7. European Health Forum Gastein 2004 – "Globale Herausforderungen
für die Gesundheit – Europäische Zugänge und Verantwortlichkeiten"
Bad Hofgastein (ehfg) - Prim. Prof. Dr. Günther Leiner, EHFG-Präsident David Byrne, EU-Kommissar
für Gesundheit und Verbraucherschutz am 8. Oktober 2004 im Kongress- zentrum Bad Hofgastein: "Es wäre
übertrieben zu sagen, dass wir von Europa aus die Gesundheitsprobleme der Welt in Griff bekommen könnten.
Jeder von uns weiß, dass es schon schwer genug ist, den Herausforderungen auf regionaler und nationaler Ebene
gerecht zu werden. Allerdings können wir uns nicht leisten, es nicht zu versuchen", sagte heute, Freitag,
8. Oktober 2004, Prim. Prof. Dr. Günther Leiner bei der Schluss-Pressekonferenz des 7. European Health Forum
Gastein (EHFG). Der größte interdisziplinäre gesundheitspolitische Kongress Europas tagt zwischen
6. und 9. Oktober 2004 in Bad Hofgastein zum Generalthema "Globale Herausforderungen für die Gesundheit
- Europäische Zugänge und Verantwortlichkeiten".

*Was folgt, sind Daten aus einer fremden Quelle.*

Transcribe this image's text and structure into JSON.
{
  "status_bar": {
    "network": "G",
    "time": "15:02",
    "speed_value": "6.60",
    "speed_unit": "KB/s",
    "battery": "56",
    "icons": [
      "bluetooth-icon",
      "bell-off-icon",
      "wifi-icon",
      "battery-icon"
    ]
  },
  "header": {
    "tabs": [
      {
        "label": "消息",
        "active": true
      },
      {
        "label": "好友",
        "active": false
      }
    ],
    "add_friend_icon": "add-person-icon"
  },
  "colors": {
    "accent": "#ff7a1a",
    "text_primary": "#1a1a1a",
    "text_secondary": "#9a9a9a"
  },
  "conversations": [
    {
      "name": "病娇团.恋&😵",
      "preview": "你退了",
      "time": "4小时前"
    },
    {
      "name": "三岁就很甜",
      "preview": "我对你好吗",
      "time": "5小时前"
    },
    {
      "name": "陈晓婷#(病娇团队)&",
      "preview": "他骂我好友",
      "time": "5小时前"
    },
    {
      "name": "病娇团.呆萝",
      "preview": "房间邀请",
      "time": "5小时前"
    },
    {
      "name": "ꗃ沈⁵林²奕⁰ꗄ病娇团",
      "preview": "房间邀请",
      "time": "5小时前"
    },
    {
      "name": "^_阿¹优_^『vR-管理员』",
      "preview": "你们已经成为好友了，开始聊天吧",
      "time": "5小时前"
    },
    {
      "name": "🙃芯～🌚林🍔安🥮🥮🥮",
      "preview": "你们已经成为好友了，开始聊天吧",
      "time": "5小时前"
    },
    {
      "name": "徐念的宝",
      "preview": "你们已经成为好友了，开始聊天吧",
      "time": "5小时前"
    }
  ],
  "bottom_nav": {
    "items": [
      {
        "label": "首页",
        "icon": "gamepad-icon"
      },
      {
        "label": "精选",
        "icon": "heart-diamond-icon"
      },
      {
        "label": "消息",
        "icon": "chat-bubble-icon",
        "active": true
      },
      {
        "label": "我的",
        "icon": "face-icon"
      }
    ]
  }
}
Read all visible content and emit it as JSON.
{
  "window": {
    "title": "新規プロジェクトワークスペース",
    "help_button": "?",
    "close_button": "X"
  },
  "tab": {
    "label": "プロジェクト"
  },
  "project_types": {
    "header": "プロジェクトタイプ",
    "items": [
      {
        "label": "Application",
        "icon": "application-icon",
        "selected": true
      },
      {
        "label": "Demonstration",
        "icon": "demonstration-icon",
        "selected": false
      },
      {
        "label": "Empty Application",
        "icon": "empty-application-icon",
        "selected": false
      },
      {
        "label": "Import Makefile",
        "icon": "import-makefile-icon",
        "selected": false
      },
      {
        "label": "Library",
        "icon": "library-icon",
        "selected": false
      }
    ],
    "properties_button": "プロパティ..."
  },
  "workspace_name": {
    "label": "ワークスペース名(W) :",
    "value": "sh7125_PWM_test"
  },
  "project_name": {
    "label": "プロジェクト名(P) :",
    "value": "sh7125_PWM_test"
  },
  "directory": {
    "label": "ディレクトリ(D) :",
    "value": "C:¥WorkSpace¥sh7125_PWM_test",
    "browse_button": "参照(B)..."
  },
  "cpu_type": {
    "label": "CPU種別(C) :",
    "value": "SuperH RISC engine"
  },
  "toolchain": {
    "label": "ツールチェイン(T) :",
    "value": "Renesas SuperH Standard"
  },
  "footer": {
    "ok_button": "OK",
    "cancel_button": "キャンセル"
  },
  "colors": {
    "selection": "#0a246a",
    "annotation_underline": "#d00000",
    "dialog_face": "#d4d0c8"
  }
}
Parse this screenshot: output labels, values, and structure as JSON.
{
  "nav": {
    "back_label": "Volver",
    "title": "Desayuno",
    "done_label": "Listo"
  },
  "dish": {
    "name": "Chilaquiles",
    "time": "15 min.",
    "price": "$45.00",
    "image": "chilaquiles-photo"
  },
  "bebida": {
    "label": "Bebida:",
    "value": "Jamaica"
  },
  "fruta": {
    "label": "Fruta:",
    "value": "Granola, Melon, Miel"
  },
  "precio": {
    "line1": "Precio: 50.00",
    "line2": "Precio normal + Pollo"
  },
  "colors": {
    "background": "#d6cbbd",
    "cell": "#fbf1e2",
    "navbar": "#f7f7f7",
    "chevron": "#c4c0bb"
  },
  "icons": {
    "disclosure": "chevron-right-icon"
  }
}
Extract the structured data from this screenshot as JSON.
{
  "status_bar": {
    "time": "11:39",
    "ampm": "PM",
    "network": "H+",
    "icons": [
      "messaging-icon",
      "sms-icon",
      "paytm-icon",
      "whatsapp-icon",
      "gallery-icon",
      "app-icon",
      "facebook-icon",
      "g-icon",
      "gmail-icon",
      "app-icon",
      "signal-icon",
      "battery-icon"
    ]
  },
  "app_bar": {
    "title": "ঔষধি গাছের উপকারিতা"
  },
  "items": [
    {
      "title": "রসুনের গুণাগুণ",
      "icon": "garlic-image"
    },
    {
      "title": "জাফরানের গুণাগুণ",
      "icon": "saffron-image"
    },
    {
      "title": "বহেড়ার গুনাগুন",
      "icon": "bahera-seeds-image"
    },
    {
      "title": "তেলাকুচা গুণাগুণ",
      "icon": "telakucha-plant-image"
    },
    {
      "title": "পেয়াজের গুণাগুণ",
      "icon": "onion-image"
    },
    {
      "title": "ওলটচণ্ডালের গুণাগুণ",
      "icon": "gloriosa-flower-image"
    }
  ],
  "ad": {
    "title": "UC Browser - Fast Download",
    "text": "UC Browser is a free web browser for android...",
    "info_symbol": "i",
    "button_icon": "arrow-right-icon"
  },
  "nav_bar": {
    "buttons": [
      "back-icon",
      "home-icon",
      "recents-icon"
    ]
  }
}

Vogelgrippe in Asien - Bedrohung für Europa
Jüngstes Beispiel einer globalen Herausforderung ist die Vogelgrippe in Asien, die dieses Jahr bereits
29 Tote gefordert hat. Der vermutlich erste Fall von einer Mensch-zu-Mensch-Übertragung in Thailand lässt
Schlimmes befürchten: "In Zeiten der wachsenden Mobilität ist es nur eine Frage von Stunden, bis
eine Krankheit wie diese in Europa zu grassieren beginnt." Europa könne sich aber auch selbst besser
schützen, wenn es sein Know-how zur Bekämpfung von Infektionskrankheiten mit nicht-europäischen
Staaten teile: "Hier ist vor allem die internationale Kooperation wichtig", sagte EU-Gesundheitskommissar
David Byrne, "die Mitgliedsstaaten sind zwar vorbereitet auf einen internationalen Supervirus, aber es gibt
immer noch viel zu tun."
Psychische Gesundheit - ein ungehobener Schatz
Ebenfalls ein globales, doch bislang weitgehend vernachlässigtes Problem sind psychische Krankheiten.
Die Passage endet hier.